Married -> I cheated -> We divorced -> We remarried -> Had two kids -> Now we’re miserable again
Staying together for the kids
D-day 2010
jb3199 ( member #27673) posted at 3:53 PM on Saturday, November 16th, 2019
Marriage is more than a piece of paper given out by city hall.
But you don't get to nullify that piece of paper from City Hall. You signed it, and it doesn't say the marriage is legally over when someone cheats. So yes, you better get that legal paper taken care of if you declare your marriage over.
If that paper meant nothing, then don't get married in the eyes of the law.
BH-50s
WW-50s
2 boys
Married over 30yrs.
All work and no play has just cost me my wife--Gary PuckettD-Day(s): EnoughAccepting that I can/may end this marriage 7/2/14
KingRat ( member #60678) posted at 8:27 PM on Saturday, November 16th, 2019
When Buzzy's WW cheated, she broke that commitment and destroyed their old marriage. Anything that happens after that point, and before they both choose to reconcile and commit to a new marriage is not cheating. Though clearly it would make reconciliation more difficult if the WS has double standards.

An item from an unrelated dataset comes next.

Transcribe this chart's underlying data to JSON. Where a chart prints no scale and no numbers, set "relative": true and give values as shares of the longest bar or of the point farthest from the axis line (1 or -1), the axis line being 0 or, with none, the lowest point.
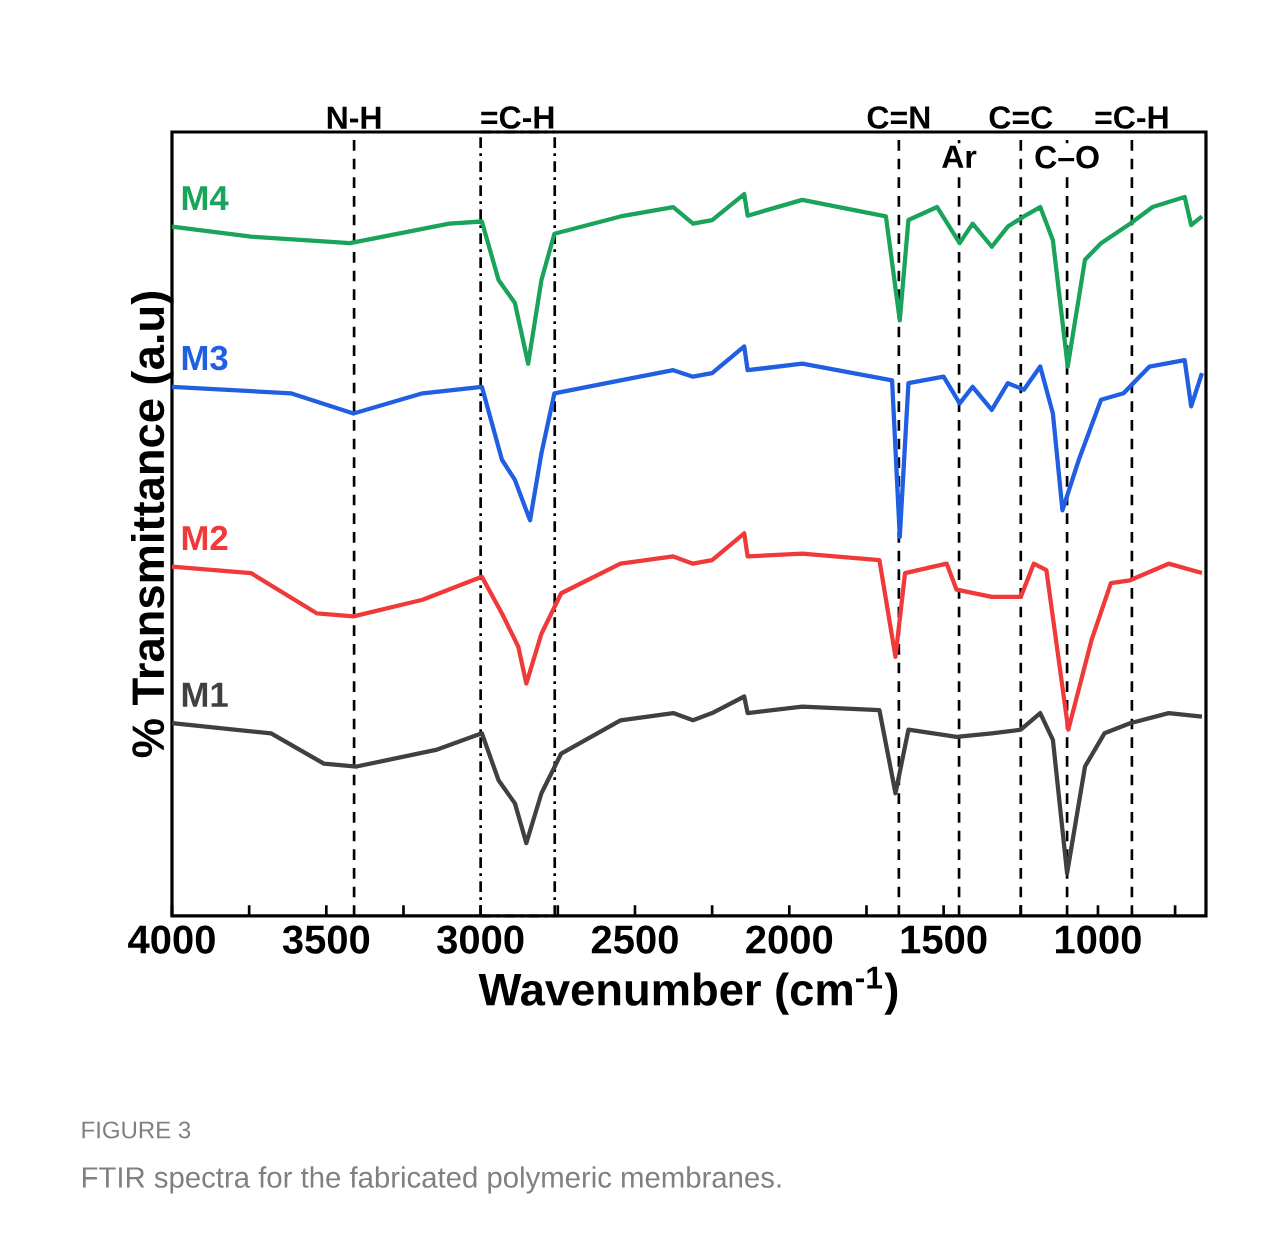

The problem with this approach is that vows or commitments usually go beyond just remaining faithful physically or emotionally. People violate their vows many times in a marriage because there are no perfect people. So once someone breaks a vow or commitment means that there is no marriage, then there would not be an original affair because the marriage was dead once either one of them was emotionally unavailable, which is usually long before any affair.